August always meant vacation week for my family. We would load up the camper and a tent and make the two-hour drive to the lake, our fingers crossed the whole way that our very favorite campsite wasn’t taken. The one within walking distance to the shoreline for fishing and the beach for swimming, surrounded by the woods and close to the shower house. The one where we knew the squirrels and raccoons practically by name.
We’d arrive and level off the camper. Mom would already have cleaned, packed the tiny fridge, the pantry and the cabinets, made the bed above the cab of the truck. She was so meticulous, we never wanted for anything on our trips.
My brother and I would put up the tent, set up our beds and mark off whose side was whose. We’d unzip the windows and let the breeze in through the window screens.
Dad worked so hard all year long, every single day of the week, long hours, taxing work. Taking care of animals is such a demanding job. He got exactly one week every year – seven days of his 365 – to call just his. And he still worked hard taking care of us: driving, cooking almost all the meals, gathering firewood with my brother, cleaning any fish we caught. But he did it so happily and loved every minute.
Our days at the lake were simple. My brother and I would wake up and come out of the tent to find our parents sitting at the picnic table, drinking coffee and listening to the birds. Dad would make a big camp breakfast, some combination of bacon and eggs, fried potatoes, pan toast, sliced tomatoes. After we cleaned up, we’d all read or walk through the woods. Sometimes I’d draw.
Around midday, we might eat a snack if we were hungry and then we’d head to the beach, slathered in sunscreen, carrying our bath towels, sporting flip-flops. We’d all swim together for an hour or two, playing chicken, doing handstands, having “tea parties” on the floor of the lake, seeing who could hold their breath the longest underwater.
After that, we’d head back to camp, utterly exhausted. We’d take a quick shower to wash the lake out of our hair and then we all took naps, my brother and I in the tent, our parents in the camper. Kansas in August is always boiling hot, but it made the breeze and the shade so sweet.
Sometime later, after we were all awake, we’d pick out a generic soda from the ice chest – Root Beer, Cream Soda, Orange, Cola, Grape – and sit under the trees while Dad read a novel he’d piece out over the week. Then he’d make a glorious dinner of grilled steak and baked potatoes cooked in tin foil on the coals or hamburgers and chips or pan fried fish and Mom’s famous yellow potato salad.

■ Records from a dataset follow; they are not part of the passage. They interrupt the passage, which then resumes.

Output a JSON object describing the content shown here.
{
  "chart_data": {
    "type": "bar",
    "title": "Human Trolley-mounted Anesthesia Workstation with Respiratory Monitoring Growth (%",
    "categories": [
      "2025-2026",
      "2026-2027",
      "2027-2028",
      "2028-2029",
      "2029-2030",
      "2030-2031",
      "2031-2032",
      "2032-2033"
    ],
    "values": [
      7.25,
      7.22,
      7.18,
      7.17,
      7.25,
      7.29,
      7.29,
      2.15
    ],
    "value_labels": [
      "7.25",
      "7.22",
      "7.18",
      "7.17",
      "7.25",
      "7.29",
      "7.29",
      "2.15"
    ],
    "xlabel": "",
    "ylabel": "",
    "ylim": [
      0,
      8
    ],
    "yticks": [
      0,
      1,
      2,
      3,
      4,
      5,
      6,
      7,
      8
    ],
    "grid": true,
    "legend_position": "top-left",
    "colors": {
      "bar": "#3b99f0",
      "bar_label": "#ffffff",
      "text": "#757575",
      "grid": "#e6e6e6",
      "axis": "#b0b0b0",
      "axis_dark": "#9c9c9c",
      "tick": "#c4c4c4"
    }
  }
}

After it was dark, we’d have a campfire and roast marshmallows while Mom and Dad told us stories about our family members long ago, how a Scot fell in love with a beautiful Cherokee maiden, how others survived long voyages in ships or survived the Depression, and others went off to war. We’d count the stars and make wishes on the ones that fell.
And then we’d sleep deep, the waves quiet on the shoreline, the crickets a blanket of song.